Natural Gas Conservation Tips

  • Tend to your boilers and furnaces. Have a yearly inspection by a professional to ensure top operability. Always change your air filters according to the manufacturer's schedule. Make sure nothing blocks your heat registers to ensure maximum heat penetration, and close vents and shut doors to unused rooms.

  • Purchase a programmable thermostat to control the temperature while you are away from home. Simply set your house's temperature lower while you are away from home and watch your savings multiply. If you go out of town, set your thermostat to a low temperature, yet high enough to keep pipes from freezing.

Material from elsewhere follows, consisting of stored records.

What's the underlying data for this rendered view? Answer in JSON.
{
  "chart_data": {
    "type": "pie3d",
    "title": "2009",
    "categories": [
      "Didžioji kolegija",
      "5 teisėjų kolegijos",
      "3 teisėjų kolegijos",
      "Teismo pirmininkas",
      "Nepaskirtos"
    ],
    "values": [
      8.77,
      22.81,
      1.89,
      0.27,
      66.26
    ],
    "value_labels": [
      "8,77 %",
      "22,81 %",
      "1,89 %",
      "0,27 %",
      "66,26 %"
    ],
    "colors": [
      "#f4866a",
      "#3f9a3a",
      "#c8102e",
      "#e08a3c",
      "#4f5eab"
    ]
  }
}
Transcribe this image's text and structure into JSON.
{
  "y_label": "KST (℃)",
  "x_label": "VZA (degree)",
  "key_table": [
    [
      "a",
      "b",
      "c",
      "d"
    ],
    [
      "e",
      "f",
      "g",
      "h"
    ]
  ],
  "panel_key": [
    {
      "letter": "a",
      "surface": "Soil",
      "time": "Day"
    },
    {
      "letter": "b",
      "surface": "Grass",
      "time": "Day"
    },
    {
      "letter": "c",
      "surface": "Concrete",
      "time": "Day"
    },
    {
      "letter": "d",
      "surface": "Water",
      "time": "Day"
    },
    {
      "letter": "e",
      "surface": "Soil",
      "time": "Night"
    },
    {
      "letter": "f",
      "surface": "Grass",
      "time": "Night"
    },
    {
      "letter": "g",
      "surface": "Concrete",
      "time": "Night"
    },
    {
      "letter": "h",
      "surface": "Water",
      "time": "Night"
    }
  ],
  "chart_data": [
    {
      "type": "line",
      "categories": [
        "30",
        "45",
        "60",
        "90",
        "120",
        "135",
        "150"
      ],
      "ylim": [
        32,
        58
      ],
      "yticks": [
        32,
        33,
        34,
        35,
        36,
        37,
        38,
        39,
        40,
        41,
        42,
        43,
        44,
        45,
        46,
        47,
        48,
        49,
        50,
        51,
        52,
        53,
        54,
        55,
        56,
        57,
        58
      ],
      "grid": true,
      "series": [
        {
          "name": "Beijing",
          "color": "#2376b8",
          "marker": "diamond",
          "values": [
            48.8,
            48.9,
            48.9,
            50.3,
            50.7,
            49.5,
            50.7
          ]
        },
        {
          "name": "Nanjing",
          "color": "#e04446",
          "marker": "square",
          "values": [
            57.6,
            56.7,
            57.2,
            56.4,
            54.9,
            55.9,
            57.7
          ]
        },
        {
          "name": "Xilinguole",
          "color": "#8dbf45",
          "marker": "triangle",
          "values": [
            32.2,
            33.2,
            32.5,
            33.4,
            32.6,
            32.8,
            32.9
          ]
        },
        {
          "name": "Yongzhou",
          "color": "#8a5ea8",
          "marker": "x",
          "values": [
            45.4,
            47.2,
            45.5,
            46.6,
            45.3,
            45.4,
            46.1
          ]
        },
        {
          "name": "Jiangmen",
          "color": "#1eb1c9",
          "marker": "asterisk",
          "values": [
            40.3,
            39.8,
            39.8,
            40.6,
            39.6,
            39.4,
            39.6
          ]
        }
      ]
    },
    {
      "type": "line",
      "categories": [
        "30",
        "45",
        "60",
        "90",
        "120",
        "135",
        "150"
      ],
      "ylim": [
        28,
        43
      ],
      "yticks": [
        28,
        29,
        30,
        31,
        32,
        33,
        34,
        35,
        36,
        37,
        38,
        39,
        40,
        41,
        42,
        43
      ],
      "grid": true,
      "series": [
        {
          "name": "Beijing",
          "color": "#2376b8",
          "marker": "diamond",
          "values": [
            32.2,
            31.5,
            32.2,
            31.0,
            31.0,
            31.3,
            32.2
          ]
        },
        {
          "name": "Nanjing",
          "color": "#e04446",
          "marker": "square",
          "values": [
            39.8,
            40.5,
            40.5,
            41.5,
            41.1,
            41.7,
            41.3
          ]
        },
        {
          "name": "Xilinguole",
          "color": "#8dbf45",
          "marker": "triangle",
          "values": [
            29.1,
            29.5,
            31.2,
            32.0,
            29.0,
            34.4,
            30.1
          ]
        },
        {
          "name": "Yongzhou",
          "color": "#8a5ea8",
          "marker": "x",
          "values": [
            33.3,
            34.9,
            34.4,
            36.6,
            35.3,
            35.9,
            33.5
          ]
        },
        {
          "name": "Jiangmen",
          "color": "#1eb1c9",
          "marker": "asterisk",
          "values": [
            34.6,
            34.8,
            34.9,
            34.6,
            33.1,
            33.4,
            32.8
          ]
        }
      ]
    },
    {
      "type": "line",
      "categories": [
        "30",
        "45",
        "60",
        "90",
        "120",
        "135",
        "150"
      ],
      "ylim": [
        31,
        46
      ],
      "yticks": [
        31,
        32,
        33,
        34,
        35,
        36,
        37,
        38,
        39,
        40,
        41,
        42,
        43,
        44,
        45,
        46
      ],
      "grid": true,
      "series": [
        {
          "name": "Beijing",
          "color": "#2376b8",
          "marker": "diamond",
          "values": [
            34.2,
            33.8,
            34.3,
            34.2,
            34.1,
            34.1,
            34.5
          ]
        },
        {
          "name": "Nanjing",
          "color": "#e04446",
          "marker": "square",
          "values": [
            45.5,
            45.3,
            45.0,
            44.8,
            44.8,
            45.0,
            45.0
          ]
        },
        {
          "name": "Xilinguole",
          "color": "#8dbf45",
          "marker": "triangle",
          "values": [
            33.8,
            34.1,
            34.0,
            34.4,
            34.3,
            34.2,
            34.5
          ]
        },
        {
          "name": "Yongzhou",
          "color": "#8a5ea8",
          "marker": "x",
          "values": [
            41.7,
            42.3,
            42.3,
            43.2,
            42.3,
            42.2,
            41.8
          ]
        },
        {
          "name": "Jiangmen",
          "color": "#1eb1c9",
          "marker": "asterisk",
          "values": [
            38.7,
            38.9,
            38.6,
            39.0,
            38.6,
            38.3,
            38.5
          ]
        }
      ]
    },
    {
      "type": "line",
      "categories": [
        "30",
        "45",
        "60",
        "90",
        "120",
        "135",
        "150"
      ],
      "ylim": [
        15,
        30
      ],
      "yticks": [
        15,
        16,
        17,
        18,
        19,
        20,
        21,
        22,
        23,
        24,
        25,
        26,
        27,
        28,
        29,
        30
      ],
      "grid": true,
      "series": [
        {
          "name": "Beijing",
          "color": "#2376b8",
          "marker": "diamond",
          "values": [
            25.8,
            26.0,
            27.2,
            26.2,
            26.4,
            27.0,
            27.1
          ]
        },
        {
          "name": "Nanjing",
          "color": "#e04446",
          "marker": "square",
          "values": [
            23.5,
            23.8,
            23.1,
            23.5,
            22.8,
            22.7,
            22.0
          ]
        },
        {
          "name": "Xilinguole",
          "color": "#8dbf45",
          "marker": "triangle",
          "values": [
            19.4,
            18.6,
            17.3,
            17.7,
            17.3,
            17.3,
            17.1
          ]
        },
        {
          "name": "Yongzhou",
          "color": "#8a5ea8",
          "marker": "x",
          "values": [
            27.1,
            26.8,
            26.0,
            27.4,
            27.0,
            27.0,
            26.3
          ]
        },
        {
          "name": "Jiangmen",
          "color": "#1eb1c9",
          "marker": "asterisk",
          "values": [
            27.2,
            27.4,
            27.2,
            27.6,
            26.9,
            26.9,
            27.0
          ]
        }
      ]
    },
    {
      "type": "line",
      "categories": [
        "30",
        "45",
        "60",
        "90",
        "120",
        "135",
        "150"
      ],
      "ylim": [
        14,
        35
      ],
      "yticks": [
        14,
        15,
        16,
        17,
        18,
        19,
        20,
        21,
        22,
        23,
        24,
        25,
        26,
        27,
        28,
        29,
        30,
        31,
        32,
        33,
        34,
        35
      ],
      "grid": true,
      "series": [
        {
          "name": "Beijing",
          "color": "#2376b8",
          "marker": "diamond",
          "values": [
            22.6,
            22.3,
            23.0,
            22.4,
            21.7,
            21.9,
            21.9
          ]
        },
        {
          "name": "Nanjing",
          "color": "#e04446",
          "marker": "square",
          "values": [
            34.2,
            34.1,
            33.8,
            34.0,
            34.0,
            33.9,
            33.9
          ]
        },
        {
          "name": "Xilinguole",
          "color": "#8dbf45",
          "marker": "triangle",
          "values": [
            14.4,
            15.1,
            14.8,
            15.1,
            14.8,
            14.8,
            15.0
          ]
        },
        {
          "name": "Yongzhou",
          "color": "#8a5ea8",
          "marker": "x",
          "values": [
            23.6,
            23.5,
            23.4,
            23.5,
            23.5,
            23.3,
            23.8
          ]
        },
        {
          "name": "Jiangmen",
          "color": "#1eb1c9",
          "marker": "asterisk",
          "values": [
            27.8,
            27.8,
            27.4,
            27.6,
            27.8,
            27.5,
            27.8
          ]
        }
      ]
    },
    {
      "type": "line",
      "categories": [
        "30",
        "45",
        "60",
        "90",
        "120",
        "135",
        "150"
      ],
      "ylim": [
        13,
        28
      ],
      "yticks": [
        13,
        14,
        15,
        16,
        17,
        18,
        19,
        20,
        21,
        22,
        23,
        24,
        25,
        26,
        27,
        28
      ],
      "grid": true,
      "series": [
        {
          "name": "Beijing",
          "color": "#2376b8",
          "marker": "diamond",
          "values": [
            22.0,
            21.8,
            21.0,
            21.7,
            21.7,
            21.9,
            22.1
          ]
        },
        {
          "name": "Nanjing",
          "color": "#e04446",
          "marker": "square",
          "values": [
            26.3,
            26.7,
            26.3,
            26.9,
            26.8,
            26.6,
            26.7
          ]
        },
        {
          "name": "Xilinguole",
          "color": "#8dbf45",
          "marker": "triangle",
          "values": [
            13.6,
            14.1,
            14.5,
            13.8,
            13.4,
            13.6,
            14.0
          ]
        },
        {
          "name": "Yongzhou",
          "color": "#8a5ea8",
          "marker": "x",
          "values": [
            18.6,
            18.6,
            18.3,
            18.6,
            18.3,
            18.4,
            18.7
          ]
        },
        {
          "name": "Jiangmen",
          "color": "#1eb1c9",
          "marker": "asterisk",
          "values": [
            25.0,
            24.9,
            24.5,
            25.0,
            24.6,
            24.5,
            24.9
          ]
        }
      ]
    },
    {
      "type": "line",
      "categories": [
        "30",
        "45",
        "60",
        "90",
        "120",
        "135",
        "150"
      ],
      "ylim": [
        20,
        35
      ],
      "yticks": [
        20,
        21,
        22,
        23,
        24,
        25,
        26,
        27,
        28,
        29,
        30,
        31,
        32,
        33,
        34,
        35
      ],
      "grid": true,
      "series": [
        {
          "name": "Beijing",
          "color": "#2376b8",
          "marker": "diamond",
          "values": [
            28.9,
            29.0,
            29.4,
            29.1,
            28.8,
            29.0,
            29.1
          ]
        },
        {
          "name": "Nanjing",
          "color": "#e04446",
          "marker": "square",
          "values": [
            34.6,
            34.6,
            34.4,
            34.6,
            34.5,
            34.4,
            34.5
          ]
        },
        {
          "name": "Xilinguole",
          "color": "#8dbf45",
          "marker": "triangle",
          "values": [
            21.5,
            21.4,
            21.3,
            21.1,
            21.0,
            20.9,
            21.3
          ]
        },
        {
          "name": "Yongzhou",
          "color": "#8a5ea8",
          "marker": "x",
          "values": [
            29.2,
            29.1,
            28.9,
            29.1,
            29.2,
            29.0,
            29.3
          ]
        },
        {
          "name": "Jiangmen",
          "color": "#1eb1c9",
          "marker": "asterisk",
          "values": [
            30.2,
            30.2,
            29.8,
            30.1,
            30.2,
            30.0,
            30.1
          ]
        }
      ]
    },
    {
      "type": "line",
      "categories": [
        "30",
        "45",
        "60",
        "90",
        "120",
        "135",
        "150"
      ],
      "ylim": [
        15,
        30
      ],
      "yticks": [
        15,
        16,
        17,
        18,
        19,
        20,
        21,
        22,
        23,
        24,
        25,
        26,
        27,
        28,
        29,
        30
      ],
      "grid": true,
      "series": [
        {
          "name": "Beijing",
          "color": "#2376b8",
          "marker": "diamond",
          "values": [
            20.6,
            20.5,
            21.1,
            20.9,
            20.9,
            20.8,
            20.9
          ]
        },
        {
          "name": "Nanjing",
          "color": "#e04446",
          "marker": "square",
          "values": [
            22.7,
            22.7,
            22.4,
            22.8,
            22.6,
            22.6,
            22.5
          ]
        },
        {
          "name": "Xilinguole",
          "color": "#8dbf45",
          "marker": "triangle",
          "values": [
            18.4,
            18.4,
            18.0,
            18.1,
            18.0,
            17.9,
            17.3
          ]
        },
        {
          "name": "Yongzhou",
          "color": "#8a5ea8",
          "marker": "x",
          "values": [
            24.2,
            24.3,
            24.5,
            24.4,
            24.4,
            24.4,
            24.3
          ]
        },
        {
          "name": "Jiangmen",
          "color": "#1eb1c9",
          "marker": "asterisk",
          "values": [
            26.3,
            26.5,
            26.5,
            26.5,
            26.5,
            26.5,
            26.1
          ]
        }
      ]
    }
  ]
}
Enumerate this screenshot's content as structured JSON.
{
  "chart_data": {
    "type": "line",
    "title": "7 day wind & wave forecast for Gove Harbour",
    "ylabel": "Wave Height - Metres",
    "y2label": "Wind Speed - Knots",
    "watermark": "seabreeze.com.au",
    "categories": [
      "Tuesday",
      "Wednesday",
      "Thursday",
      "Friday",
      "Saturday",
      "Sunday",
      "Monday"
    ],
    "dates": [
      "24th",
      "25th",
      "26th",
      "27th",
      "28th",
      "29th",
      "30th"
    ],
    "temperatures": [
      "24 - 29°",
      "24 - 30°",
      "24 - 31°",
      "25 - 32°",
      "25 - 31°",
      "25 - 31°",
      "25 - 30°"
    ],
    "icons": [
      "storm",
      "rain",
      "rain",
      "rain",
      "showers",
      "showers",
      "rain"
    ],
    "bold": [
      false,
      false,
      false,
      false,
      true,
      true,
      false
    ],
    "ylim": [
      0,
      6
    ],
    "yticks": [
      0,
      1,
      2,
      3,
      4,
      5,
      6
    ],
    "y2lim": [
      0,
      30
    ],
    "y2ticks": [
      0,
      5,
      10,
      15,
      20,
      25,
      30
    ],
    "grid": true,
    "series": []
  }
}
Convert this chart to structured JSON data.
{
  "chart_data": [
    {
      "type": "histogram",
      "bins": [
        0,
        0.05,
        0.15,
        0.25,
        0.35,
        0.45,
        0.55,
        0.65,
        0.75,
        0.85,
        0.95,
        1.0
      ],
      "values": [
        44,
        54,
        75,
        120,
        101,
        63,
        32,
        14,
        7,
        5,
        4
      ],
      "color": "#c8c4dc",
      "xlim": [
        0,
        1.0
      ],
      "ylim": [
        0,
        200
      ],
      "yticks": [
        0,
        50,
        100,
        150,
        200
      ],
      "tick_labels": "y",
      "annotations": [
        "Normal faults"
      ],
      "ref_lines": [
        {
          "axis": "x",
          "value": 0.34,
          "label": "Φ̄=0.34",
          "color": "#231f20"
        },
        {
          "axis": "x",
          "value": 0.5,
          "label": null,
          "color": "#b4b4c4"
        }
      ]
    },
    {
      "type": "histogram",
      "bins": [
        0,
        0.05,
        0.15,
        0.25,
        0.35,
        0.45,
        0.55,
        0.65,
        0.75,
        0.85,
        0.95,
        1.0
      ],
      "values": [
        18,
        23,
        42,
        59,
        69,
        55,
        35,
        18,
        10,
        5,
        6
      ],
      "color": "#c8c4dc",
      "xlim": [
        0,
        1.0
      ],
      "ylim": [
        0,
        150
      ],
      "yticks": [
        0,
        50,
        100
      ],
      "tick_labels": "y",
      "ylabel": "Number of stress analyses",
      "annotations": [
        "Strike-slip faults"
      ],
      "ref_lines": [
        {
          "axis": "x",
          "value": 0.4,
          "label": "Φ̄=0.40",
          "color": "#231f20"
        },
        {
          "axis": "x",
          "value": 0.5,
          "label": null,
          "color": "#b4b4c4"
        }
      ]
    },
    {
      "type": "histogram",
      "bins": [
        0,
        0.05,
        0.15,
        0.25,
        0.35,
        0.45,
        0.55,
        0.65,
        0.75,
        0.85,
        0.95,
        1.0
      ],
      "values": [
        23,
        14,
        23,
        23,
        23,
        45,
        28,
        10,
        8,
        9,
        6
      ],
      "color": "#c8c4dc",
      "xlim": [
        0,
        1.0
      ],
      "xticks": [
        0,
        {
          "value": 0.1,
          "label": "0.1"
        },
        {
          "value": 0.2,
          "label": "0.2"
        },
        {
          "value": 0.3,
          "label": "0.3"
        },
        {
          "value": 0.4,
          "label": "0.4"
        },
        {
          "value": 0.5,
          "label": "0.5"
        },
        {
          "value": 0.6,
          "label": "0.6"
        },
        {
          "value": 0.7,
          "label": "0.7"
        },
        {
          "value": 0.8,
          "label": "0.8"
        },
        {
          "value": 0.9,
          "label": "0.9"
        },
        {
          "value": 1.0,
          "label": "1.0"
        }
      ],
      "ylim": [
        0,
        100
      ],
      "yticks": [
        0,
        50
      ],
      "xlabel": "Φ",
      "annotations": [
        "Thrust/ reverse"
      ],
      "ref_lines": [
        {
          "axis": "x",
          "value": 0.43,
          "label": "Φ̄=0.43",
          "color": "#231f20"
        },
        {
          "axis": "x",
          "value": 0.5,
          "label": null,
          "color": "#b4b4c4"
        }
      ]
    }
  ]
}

  • Monitor your hot water usage. Lower your water heater's temperature to 120 degrees Fahrenheit. Wrap an insulated blanket around the water heater if the outside is warm to the touch-this means it loses heat. Insulate hot water pipes to avoid losing heat (thus using less natural gas). Fix leaky faucets and install a lower-flow shower head. Always run your washing machine and dishwasher at full capacity.

  • Caulk and insulate areas that might allow heat loss such as windows, doors and attics. Close the damper and doors to your fireplace after use. Air-dry your clothes instead of using that energy-guzzling gas dryer. Purchase Energy Star products when replacing appliances.